While plaintiffs raised two arguments on appeal, the Fifth Circuit considered only the claim that sanctions were moot because the class action settlement “stripped the district court of jurisdiction to impose compensatory sanctions, requiring mandatory vacatur.” Fleming, at 637. Plaintiffs argued that the sanctions order was not final and appealable because the magistrate had not yet determined the amount of sanctions, id. The Fifth Circuit recognized that, under its opinion in Williams v. Ezell, 531 F.2d 1261 (5th Cir.1976), a court order granting a party attorney fees is not a final order if the court defers the question of the amount of the fees. Id. As the Circuit Court explained at page 637, “ If the instant case was moot before the district court’s final judgment on the sanctions order, that final order is subject to mandatory vacatur.” (Citation omitted.) On the other hand, the Fifth Circuit recognized that a district court has the power to imposed sanctions “designed to enforce its own rules, even after that court no longer has jurisdiction over the substance of a case,” because the purpose of such an award is not to reimburse a party for its fees or costs but, rather, “‘to punish a party who has already violated the court’s rules.’” Id., at 637-38 (citation omitted).
The Circuit Court explained that there were two aspects of the district court’s order that were subject to review: (1) whether plaintiffs’ lawyer engaged in sanctionable conduct, and (2) if so, whether plaintiffs’ lawyer should be compelled to pay defendants.
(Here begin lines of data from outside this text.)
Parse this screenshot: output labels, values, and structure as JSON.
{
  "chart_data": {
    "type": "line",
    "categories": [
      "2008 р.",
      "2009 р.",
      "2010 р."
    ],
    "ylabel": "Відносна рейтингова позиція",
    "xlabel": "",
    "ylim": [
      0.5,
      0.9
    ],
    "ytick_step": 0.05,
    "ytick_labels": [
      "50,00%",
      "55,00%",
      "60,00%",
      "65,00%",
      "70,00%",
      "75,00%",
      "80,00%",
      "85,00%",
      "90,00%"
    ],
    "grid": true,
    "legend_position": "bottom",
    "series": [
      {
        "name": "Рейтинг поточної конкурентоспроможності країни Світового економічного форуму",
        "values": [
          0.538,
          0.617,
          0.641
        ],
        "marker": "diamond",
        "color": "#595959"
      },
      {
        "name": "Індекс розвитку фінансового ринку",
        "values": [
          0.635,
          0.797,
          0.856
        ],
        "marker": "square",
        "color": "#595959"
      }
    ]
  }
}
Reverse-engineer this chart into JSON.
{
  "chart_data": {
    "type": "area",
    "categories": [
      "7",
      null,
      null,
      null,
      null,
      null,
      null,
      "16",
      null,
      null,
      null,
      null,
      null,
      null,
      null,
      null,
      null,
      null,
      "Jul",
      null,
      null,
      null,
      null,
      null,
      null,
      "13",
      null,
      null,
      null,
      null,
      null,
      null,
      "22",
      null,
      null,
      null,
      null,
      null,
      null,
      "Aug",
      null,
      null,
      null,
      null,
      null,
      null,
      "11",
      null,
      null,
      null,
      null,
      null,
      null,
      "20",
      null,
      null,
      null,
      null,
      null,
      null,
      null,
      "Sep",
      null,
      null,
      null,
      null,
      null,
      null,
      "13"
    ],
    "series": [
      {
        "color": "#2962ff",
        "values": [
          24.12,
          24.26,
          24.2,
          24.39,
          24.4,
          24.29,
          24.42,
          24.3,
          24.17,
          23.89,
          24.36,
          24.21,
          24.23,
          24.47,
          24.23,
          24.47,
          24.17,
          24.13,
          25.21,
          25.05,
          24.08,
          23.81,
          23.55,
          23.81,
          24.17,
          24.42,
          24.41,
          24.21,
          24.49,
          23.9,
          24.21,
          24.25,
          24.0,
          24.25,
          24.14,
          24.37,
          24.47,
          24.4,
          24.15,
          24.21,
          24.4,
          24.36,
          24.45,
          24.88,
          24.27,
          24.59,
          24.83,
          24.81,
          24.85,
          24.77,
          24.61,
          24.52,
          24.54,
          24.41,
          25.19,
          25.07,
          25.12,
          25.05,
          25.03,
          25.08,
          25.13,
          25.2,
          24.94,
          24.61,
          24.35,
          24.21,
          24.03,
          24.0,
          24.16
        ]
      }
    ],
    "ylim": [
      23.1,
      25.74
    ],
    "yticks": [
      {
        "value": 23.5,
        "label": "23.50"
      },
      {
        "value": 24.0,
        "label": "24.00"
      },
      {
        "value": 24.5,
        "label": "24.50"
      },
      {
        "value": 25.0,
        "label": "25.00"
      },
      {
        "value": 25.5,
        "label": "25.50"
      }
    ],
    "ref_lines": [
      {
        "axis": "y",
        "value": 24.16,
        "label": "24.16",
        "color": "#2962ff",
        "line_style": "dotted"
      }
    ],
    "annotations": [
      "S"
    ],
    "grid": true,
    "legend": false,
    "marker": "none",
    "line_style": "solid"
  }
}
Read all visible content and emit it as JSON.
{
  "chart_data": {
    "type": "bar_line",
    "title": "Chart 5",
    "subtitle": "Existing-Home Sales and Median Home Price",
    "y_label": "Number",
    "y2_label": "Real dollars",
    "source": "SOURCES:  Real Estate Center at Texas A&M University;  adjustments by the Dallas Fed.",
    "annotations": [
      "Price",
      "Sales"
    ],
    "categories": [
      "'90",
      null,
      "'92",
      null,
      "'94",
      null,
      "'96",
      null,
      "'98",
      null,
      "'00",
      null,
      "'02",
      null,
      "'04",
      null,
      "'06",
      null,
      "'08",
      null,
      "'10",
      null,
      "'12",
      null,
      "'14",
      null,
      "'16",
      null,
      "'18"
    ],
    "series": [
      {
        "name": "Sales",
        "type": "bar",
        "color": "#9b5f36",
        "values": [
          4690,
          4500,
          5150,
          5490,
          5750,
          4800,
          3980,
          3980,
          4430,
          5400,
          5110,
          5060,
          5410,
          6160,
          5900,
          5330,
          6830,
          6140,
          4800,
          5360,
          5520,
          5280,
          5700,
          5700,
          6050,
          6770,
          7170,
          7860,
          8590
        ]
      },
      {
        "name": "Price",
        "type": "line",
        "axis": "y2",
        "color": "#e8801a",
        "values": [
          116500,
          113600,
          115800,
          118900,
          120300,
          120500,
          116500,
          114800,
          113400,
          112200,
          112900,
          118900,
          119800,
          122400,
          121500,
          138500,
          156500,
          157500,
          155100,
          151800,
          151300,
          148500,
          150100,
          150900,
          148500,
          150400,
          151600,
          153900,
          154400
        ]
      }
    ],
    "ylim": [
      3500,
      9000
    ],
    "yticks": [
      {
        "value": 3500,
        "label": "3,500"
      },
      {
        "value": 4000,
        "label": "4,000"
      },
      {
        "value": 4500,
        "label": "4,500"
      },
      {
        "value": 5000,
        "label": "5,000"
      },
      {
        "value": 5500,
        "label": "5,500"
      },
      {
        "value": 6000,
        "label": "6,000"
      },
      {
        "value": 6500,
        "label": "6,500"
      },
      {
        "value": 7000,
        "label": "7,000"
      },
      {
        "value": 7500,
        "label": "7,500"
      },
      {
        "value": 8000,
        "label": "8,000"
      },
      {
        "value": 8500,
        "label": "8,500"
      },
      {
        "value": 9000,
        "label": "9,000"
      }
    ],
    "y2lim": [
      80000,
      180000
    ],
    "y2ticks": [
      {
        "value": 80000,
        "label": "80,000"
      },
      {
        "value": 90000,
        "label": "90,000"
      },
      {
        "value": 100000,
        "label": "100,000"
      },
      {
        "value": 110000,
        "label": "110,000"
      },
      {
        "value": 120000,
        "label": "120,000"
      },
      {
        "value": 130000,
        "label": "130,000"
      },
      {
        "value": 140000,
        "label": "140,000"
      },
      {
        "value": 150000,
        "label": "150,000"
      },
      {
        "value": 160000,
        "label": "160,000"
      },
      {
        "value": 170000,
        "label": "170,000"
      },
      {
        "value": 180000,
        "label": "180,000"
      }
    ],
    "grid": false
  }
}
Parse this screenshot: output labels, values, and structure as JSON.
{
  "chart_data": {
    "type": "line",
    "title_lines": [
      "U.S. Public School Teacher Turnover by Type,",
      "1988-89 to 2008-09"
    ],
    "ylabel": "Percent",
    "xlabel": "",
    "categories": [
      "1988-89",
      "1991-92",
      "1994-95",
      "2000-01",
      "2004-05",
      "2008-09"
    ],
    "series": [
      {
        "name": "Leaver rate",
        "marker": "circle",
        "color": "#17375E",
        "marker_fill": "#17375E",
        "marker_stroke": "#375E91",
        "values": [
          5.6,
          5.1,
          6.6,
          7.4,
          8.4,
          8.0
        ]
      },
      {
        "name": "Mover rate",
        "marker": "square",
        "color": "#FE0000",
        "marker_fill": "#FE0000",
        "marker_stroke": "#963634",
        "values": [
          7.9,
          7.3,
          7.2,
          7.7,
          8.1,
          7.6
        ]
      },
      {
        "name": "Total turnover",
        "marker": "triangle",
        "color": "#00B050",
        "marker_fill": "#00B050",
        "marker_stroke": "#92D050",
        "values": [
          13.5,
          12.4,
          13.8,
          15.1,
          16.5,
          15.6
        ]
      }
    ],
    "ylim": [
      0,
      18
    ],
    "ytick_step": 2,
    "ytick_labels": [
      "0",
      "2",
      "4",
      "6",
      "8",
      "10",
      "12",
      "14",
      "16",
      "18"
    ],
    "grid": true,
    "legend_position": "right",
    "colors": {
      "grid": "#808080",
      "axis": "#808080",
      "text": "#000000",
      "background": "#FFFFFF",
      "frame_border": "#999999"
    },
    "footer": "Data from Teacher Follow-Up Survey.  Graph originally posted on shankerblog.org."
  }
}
Fleming, at 639. With respect to the latter issue, the Court found a fundamental difference between sanctions payable to the court, and sanctions intended to reimburse a party for its attorney fees, because “[the] parties should be able to bargain away the right to receive compensatory sanctions.” Id. (citation omitted). Because the sanctions awarded by the magistrate judge were payable to defendants to reimburse attorney fees, the Fifth Circuit held that they were subject to mandatory vacatur. Id., at 640. It refused, however, to set aside the court’s order in its entirety because it agreed that the conduct of plaintiffs’ lawyer was sanctionable, see id., at 641-42, and this finding pre-dated the settlement of the class action, id., at 640. The Fifth Circuit held, “It is clear that the sanctions issue could not have become moot before the settlement. Therefore the district court had jurisdiction on September 14 to issue the sanctions order, and mandatory vacatur does not apply.” Id. The Circuit Court explained at page 641, “Our holding preserves the right of parties to bargain away sanctions designed to compensate the parties themselves, such as the attorneys’ fee award in this case. On the other hand, we recognize that district courts retain the ability to police their own rules through various punitive sanctions mechanisms, including issuing written opinions that describe attorney misconduct. Such admonitions play an important role in discouraging bad behavior by litigators, and where a district court has reviewed a case of misconduct and issued a well reasoned sanctions order, we should not allow a subsequent settlement to erase that language.” Accordingly, it affirmed the order finding the conduct to be sanctionable, but vacated the order imposing sanctions. Id., at 642.